In der historischen Aufarbeitung wissenschaftlicher Fehlleistungen oder Fehltritte bei der Beurteilung von Projekten stellen sich immer wieder ähnliche Verhaltens- und Ablehnungsmuster, die allesamt auf dieselben Faktoren zurückzuführen sind. Wir finden sie in den geologischen Wissenschaften etwa im Falle der Eiszeittheorien im 19ten Jahrhundert (Agassiz, siehe Hölder 1989), den Auseinandersetzungen um die alpinen Überschiebungen („Glarner Doppelfalte“, Hölder 1989) um die vorletzte Jahrhundertwende, im Falle der Theorie der Kontinentalverschiebung zu Beginn des 20sten Jahrhunderts(A. Wegener, siehe Cohen 1994), in Zusammenhang mit dem Vorkommen von „europäischen“ Trilobiten in Südchina (Fall Jacques Deprat, siehe Durand-Delga 1990) in derselben Periode und selbst in der heute etablierten Plattentektonik in der Mitte des letzten Jahrhunderts. Bei praktischen Projekten, z.B. im Bereich der Deponierung von Abfällen, korreliert diese Fehlbeurteilung in den letzten Jahrzehnten mit der grossen Anzahl der inzwischen sanierten Altlasten.
Entgegen all den oben aufgeführten Beispielen unterscheidet sich die Problematik der radioaktiven Abfälle durch das zeitlich ausgedehnte Risikopotential: dass die hochaktiven Abfälle der Leichtwasserreaktoren 1 Million Jahre von der Umwelt abgeschirmt werden sollen, sprengt unsere Vorstellungskraft und wirft eine neue Dimension der ethischen Verantwortung auf. Wenige Generationen verantworten eine Hinterlassenschaft, die aller Wahrscheinlichkeit nach die Zeitspanne der Existenz von tausenden von Generationen begleiten und die jene Homo sapiens sapiens sogar übersteigen dürfte Figur 8). Eine absurde Vorstellung.

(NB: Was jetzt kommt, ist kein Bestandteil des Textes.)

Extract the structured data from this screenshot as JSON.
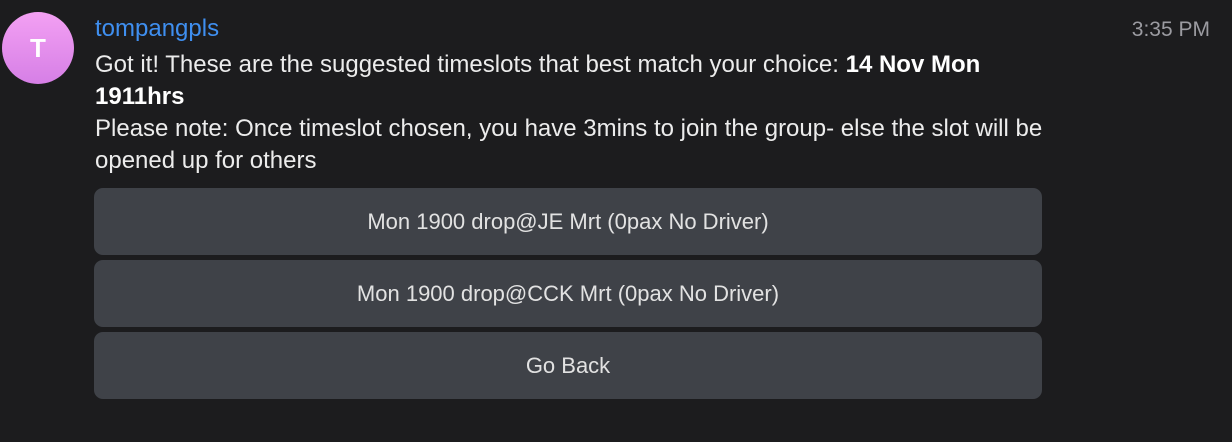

Der deutsch-jüdische Philosoph Hans Jonas hat, wie auch andere von den Gräueln des Nationalsozialismus beeinflusste Denker, die technische moderne Entwicklung auch in den Zusammenhang von Macht der Herrschenden und Ohnmacht der Beherrschten gestellt. Die Atombombe und die unsägliche Gewalt und Machtfülle, die sie repräsentierten, haben das Verständnis des „Wesens der modernen Technik“ grundsätzlich verändert. Jonas griff etwa die Idee des immanenten Fortschrittsglaubens im Rahmen seines Hauptwerks „Das Prinzip Verantwortung“[3] wieder auf, dem wir bereits in aufklärerischen Schriften begegnet sind, und zeigte, wie eng diese Fortschrittsidee mit dem Wachstumsprinzip zusammenhängt, die uns in unserer heutigen Welt der „freien Marktwirtschaft“ permanent begegnet. Zentral ist in unserem Kontext darum auch seine Erkenntnis über die Reichweite der Wirkungen technischen Handelns, und er folgerte daraus, dass eine künftige Zukunftsethik verpflichtet sei, die „Fernwirkungen“ der Handlungen zu ermessen.[4] Damit traf er natürlich den Nerv jeglicher Technik mit langzeitwirksamen Folgen, für die er eine „Ethik der Langzeitverantwortung“ einforderte. Aber Jonas wies ebenfalls darauf hin, dass Erkenntnis der erste Schritt auf diesem Pfad war, und er schrieb dazu: „Solange die Gefahr unerkannt ist, weiss man nicht, was es zu schützen gilt und warum …“ [5] und etwas später „Wir wissen erst, was auf dem Spiele steht, wenn wir wissen, dass es auf dem Spiele steht“.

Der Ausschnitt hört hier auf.